That is why Botterud feels fortunate to be working on the decarbonization problem at LIDS — even though a career here is not something he had originally planned. Botterud’s first experience with MIT came during his time as a graduate student in his home country of Norway, when he spent a year as a visiting student with what is now called the MIT Energy Initiative. He might never have returned, except that while at MIT, Botterud met his future wife, Bilge Yildiz. The pair both ended up working at the Argonne National Laboratory outside of Chicago, with Botterud focusing on challenges related to power systems and electricity markets. Then Yildiz got a faculty position at MIT, where she is a professor of nuclear and materials science and engineering. Botterud moved back to the Cambridge area with her and continued to work for Argonne remotely, but he also kept an eye on local opportunities. Eventually, a position at LIDS became available, and Botterud took it, while maintaining his connections to Argonne.
“At first glance, it may not be an obvious fit,” Botterud says. “My work is very focused on a specific application, power system challenges, and LIDS tends to be more focused on fundamental methods to use across many different application areas.
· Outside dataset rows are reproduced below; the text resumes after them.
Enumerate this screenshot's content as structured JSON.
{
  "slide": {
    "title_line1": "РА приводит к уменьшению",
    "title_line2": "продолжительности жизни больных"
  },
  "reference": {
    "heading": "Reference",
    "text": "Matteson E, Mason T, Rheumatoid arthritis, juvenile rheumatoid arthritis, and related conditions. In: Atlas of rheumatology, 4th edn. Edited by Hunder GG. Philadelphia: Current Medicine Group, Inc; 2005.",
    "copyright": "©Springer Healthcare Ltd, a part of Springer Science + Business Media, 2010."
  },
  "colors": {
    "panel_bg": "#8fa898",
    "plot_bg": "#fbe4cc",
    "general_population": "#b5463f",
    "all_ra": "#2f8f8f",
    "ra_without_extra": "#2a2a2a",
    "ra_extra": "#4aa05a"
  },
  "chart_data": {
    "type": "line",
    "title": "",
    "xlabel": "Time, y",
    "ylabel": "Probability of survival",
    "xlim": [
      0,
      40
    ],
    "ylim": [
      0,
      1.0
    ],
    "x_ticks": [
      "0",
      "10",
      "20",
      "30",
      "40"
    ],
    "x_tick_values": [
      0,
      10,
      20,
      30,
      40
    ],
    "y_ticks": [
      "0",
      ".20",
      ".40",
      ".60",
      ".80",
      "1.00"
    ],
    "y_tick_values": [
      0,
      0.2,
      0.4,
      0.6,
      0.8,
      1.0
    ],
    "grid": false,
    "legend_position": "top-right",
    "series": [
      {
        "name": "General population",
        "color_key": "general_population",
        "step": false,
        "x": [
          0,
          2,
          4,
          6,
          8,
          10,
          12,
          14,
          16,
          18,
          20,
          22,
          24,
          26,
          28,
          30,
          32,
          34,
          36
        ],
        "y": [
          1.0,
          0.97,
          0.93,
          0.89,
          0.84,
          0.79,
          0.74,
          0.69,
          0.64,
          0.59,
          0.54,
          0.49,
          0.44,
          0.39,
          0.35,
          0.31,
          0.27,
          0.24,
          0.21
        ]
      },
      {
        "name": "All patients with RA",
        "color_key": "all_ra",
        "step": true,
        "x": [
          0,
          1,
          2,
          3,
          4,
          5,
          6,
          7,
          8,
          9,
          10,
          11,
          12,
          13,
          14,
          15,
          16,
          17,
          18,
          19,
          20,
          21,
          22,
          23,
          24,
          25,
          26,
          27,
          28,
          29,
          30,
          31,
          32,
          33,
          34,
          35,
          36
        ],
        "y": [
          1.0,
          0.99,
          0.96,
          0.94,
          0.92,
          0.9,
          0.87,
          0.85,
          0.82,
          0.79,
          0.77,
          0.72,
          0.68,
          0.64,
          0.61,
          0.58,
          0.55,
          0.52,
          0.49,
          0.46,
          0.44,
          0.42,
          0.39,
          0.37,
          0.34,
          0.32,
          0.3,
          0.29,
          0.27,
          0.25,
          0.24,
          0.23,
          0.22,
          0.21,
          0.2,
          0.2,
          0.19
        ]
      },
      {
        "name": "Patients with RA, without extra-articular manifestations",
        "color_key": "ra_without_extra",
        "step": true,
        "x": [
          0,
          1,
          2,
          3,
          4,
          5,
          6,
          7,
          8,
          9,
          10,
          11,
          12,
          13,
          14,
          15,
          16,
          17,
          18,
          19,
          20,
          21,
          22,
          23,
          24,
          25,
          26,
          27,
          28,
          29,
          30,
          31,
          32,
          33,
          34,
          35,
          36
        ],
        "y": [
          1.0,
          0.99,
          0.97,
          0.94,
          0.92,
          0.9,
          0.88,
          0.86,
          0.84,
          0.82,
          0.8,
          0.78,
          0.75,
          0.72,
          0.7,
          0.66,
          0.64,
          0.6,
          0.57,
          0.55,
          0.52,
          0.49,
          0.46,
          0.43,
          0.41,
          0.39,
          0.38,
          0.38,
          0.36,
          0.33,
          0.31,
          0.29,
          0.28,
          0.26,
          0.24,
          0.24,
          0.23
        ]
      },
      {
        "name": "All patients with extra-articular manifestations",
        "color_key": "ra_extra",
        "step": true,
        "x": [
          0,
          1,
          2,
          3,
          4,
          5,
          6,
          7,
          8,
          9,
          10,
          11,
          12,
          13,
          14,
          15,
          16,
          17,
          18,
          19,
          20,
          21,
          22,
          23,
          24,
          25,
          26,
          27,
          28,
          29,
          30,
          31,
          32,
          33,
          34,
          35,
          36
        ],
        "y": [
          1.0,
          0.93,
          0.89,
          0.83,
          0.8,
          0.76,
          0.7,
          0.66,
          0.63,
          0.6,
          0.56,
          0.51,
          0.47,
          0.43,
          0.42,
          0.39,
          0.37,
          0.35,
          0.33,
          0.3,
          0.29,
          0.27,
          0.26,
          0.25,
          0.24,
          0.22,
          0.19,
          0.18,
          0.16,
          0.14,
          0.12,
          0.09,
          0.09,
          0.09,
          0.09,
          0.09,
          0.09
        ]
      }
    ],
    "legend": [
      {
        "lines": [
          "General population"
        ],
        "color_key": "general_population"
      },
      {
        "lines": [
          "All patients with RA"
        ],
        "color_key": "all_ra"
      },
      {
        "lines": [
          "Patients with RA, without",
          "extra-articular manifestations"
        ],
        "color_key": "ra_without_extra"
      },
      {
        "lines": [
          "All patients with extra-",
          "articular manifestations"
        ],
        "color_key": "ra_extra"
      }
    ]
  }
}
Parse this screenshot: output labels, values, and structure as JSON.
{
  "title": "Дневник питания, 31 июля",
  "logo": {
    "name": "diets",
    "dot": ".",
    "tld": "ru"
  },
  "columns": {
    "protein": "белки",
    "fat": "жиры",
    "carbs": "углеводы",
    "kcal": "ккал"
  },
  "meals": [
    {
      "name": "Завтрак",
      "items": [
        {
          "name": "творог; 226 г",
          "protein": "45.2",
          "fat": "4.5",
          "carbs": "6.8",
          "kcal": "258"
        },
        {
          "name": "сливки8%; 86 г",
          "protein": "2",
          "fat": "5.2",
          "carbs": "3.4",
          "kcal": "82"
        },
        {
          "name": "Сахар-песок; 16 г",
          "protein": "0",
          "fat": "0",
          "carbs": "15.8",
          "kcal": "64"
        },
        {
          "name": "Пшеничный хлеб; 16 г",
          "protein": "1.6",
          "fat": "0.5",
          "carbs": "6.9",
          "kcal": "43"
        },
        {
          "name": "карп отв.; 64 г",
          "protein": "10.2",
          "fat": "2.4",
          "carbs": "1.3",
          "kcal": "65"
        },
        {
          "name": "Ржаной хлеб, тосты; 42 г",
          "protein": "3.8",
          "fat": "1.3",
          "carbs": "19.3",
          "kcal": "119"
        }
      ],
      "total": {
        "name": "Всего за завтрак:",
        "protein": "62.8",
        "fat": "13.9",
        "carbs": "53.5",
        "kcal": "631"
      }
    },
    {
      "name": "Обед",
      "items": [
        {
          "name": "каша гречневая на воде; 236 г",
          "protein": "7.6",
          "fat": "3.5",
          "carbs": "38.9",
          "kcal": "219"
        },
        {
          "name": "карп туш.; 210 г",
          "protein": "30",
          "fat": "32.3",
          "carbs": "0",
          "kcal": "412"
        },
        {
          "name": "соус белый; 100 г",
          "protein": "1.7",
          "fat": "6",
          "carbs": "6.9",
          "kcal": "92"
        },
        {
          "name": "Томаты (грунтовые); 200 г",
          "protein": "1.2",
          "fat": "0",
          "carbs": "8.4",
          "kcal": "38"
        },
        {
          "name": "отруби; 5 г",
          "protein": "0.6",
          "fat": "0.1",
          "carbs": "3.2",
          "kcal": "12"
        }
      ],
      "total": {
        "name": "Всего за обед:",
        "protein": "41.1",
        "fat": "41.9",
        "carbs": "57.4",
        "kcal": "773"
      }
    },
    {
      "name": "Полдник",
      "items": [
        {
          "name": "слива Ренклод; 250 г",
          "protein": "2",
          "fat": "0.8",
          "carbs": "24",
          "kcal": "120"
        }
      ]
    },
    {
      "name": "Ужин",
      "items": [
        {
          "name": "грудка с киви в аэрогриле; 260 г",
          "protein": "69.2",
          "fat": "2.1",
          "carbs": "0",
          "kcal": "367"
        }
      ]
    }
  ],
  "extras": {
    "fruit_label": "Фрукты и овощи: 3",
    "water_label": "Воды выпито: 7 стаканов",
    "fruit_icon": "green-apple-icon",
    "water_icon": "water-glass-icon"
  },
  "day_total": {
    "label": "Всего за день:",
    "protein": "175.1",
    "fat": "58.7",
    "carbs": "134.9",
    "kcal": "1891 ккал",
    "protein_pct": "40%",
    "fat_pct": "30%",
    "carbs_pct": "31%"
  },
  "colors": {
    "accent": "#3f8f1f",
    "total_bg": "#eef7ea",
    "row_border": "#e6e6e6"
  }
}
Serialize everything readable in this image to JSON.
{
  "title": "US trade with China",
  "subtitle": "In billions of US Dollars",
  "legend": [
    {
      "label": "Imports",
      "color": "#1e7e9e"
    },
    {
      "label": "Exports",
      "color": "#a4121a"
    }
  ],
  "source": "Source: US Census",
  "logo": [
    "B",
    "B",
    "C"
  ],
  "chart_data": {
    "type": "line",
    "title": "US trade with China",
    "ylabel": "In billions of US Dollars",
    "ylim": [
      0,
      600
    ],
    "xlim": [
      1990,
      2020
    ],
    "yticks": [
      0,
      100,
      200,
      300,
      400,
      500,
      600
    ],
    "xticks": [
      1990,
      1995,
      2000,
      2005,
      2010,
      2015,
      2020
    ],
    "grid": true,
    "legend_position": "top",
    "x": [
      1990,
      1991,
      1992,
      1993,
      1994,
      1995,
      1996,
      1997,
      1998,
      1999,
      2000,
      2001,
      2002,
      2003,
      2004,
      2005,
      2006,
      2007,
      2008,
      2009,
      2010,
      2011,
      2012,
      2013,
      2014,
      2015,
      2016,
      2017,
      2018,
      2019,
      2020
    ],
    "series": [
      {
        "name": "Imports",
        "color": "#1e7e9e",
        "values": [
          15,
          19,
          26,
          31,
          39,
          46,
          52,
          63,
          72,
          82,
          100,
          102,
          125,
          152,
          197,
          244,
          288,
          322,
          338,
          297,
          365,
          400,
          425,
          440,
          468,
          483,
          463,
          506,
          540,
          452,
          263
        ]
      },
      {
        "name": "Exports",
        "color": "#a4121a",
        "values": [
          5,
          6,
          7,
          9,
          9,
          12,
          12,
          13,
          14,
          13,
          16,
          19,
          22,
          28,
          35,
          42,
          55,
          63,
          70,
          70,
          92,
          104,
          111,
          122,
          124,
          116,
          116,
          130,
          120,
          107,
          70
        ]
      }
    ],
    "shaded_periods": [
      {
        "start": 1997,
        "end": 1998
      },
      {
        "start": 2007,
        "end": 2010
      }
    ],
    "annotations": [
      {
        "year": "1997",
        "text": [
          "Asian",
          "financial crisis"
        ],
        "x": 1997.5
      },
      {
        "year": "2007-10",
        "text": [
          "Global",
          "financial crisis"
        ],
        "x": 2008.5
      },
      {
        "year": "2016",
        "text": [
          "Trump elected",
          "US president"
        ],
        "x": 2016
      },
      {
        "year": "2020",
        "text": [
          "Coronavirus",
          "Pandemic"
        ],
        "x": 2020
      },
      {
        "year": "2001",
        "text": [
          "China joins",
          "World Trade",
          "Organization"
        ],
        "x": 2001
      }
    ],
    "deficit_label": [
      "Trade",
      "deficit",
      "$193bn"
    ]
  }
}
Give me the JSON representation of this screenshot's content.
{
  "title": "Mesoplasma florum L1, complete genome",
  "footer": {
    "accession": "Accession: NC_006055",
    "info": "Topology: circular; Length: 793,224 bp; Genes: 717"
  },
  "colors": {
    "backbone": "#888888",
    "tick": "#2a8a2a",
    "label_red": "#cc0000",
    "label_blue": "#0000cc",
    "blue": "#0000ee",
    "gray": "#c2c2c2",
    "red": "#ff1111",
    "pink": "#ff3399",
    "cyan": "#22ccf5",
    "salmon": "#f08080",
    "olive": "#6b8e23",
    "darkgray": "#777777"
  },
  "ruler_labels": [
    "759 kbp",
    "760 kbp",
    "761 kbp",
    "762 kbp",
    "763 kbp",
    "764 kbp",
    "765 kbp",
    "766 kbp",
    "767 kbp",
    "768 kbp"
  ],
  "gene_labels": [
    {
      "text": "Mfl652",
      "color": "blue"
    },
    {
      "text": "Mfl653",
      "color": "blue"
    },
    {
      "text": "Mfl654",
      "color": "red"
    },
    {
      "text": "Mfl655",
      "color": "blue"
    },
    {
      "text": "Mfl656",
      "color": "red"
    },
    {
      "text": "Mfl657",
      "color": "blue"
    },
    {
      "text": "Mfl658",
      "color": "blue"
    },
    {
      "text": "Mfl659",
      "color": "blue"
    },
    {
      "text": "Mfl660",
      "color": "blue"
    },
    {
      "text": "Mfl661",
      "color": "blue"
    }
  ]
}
However, being at LIDS, my lab [the Energy Analytics Group] has access to the most recent advances in these fundamental methods, and we can apply them to power and energy problems. Other people at LIDS are working on energy too, so there is growing momentum to address these important problems.”
Weather, space, and time
Much of Botterud’s research involves optimization, using mathematical programming to compare alternatives and find the best solution. Common computational challenges include dealing with large geographical areas that contain regions with different weather, different types and quantities of renewable energy available, and different infrastructure and consumer needs — such as the entire United States. Another challenge is the need for granular time resolution, sometimes even down to the sub-second level, to account for changes in energy supply and demand.
Often, Botterud’s group will use decomposition to solve such large problems piecemeal and then stitch together solutions. However, it’s also important to consider systems as a whole. For example, in a recent paper, Botterud’s lab looked at the effect of building new transmission lines as part of national decarbonization. They modeled solutions assuming coordination at the state, regional, or national level, and found that the more regions coordinate to build transmission infrastructure and distribute electricity, the less they will need to spend to reach zero carbon.
In other projects, Botterud uses game theory approaches to study strategic interactions in electricity markets. For example, he has designed agent-based models to analyze electricity markets. These assume each actor will make strategic decisions in their own best interest and then simulate interactions between them. Interested parties can use the models to see what would happen under different conditions and market rules, which may lead companies to make different investment decisions, or governing bodies to issue different regulations and incentives. These choices can shape how quickly the grid gets decarbonized.
Botterud is also collaborating with researchers in MIT’s chemical engineering department who are working on improving battery storage technologies. Batteries will help manage variable renewable energy supply by capturing surplus energy during periods of high generation to release during periods of insufficient generation. Botterud’s group models the sort of charge cycles that batteries are likely to experience in the power grid, so that chemical engineers in the lab can test their batteries’ abilities in more realistic scenarios. In turn, this also leads to a more realistic representation of batteries in power system optimization models.
These are only some of the problems that Botterud works on. He enjoys the challenge of tackling a spectrum of different projects, collaborating with everyone from engineers to architects to economists. He also believes that such collaboration leads to better solutions. The problems created by climate change are myriad and complex, and solving them will require researchers to cooperate and explore.
“In order to have a real impact on interdisciplinary problems like energy and climate,” Botterud says, “you need to get outside of your research sweet spot and broaden your approach.”